Regarding sociodemographic variables, information on age, sex, marital status, highest level of education, and profession was used. Age was defined as the present age (in years) when completing the questionnaire. Information on the educational background of the respondents was obtained by asking for the highest level of education, using the categories “Abitur”, “Fachhochschulreife/Fachoberschule”, and “Mittlere Reife”. Generally speaking, German school-leaving qualifications do not have exact counterparts in most other countries. While the “Abitur” takes 12 to 13 years of school and is the entry qualification for the universities, “Fachhochschulreife/Oberschulreife” takes 12 years of school and permits entering an advanced technical college, whereas “Mittlere Reife” is obtained after 10 years of school without being able to study at a university or college. The profession of the respondents was obtained by asking whether they were actually working as teachers or as educational staff. The term “educational staff” is not clearly defined and is rather a collective name for all non-teachers working at special schools (e.g. physiotherapists, ergotherapists, nursery school teachers, remedial teachers, social education workers, speech therapists, etc.). Apart from nursing activities, people working as educational staff are also involved in teaching, but unlike regular teachers do not have a higher education degree in special needs education.
With regard to health-related variables we collected information on smoking status, alcohol consumption, body mass index (kg/m2 as reported by the respondents), days of physical activity per week, and whether participants ever having had a diagnosed depression. People were classified as having had a depression/depressive mood when they agreed to the statement that a physician or a psychotherapist ever diagnosed a depression or a depressive mood in the past. Concerning the body mass index (BMI), we applied the thresholds given by the World Health Organization to categorize respondents as having normal weight (BMI < 25), overweight (25 ≤ BMI < 30) or being obese (BMI ≥ 30) .
The work-related exposures included the duration of employment (in years), hours working per week (in hours), frequency of exposure to carrying and lifting heavy loads (> 20 kg), frequency of working in an uncomfortable position, frequency of exposure to environmental impacts (e.g. noise, heat, cold, moisture, fume, dust), and frequency of psychosocial stressors in the working atmosphere (e.g. conflicts with colleagues/superiors or bullying).
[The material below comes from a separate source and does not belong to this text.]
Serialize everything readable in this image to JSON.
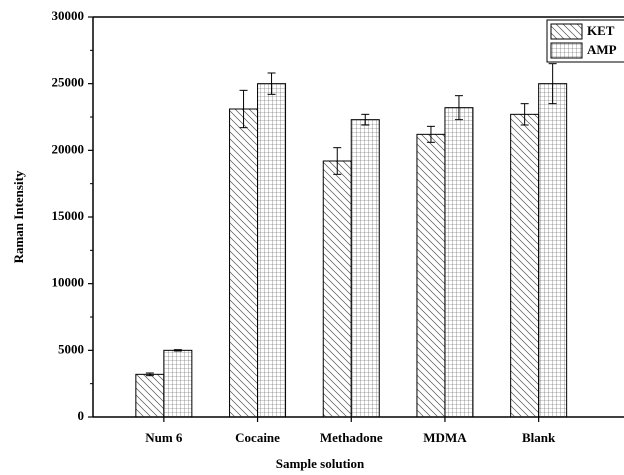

The response format concerning exposure frequency comprised “frequently”, “sometimes”, “rarely”, and “never”. We subsumed “rarely” and “never” into one item category afterwards. Information on nursing activities (carrying, lifting, and transferring pupils, washing pupils, toilet assistance for pupils, changing pupils´ diapers, (un-)dressing pupils) was surveyed by asking if the respective activity is an integral part of everyday work (Yes/No).
All statistical analyses were carried out using STATA/IC 12.1 (StataCorp LP, College Station, TX). Relative frequencies were calculated for a general description of the sample. In order to identify influencing factors of chronic back pain we conducted several multivariable logistic regression analyses. Firstly, we carried out regression analyses adjusted for age and sex for all variables potentially associated with chronic back pain. Secondly, all variables being significantly associated with chronic back pain in the age- and sex-adjusted models were eligible to enter into a final multivariable logistic regression model. We applied backward elimination with p < 0.05 to determine the variables to retain in the final model. Age and sex were entered into the final multivariable model independent of any considerations of significance.